La pérdida de apoyos del Partido Socialista obedece a una transferencia de su electorado tradicional hacia otras opciones, ya sea a la abstención o a otros partidos. La lealtad del electorado tradicional socialista se tambalea, mientras que la del PP se mantiene en niveles muy altos.
Un vistazo a la tendencia de la estimación de voto desde octubre de 2008 permite observar, claramente, tres fases: una caída lenta de voto de los socialistas acompañado de un crecimiento apenas imperceptible de los populares, que se convirtió en empate técnico entre otoño de 2009 y el invierno de 2010, y que se solventó claramente a favor del PP a partir de junio de 2010, cuando comenzaron a hacerse públicos los ajustes presupuestarios de José Luis Rodríguez Zapatero. Todo ello tuvo un fiel reflejo en el comportamiento de los andaluces respecto a su voto en las autonómicas. Ahora, el PSOE va bajando y el PP sube con claridad.

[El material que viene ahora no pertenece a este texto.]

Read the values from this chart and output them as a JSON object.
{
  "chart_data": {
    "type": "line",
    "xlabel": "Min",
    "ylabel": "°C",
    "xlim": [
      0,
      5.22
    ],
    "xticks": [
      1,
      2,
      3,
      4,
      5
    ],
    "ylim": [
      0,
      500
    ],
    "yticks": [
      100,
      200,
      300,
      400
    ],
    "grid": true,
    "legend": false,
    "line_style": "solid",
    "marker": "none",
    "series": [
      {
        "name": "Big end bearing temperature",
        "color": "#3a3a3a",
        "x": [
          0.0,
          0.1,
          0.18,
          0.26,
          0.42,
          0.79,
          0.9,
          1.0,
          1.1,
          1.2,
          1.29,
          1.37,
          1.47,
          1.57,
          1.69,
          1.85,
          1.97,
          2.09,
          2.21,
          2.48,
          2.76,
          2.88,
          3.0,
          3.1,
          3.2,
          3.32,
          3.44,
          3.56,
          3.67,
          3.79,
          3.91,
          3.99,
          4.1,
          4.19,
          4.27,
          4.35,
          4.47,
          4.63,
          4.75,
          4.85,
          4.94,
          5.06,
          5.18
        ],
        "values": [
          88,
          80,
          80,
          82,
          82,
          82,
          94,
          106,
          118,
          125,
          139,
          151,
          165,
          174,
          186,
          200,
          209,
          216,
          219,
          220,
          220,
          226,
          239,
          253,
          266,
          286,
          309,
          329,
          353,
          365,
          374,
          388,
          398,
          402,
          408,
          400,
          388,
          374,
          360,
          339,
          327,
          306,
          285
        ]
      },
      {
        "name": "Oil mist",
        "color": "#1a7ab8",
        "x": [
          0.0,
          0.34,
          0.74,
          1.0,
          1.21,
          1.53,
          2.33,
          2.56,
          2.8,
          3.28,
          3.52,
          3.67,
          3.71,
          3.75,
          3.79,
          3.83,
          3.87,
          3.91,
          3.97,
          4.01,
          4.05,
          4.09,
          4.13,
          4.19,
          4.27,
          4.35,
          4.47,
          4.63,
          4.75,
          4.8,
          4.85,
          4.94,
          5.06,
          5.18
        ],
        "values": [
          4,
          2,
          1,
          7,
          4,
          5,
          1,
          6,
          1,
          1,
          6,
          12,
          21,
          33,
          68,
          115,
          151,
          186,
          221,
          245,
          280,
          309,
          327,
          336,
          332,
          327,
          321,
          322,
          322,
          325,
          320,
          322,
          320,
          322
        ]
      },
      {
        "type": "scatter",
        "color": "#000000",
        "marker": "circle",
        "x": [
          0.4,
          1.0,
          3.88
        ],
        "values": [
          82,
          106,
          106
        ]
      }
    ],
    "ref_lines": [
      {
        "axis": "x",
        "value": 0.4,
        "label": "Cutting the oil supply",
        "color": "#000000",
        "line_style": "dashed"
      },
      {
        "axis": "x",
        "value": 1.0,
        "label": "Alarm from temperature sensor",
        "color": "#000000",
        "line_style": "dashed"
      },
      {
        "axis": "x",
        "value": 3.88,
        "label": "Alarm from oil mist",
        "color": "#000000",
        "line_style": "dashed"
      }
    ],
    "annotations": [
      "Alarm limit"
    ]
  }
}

El presidente de la Junta, José Antonio Griñán, aún no ha convocado las autonómicas, aunque todo indica que se celebrarán en el mes de marzo. Hasta entonces, el hecho verdaderamente sustancial, el único que podría alterar algo lo que los sondeos muestran como una tendencia clara, será el resultado de las elecciones generales del próximo 20 de noviembre y los primeros meses de acción de Gobierno de Rajoy para reducir el déficit, si tal como indican las encuestas, el PP logra vencer en estos comicios. Eso, y el panorama económico europeo, no exento de sobresaltos permanentes.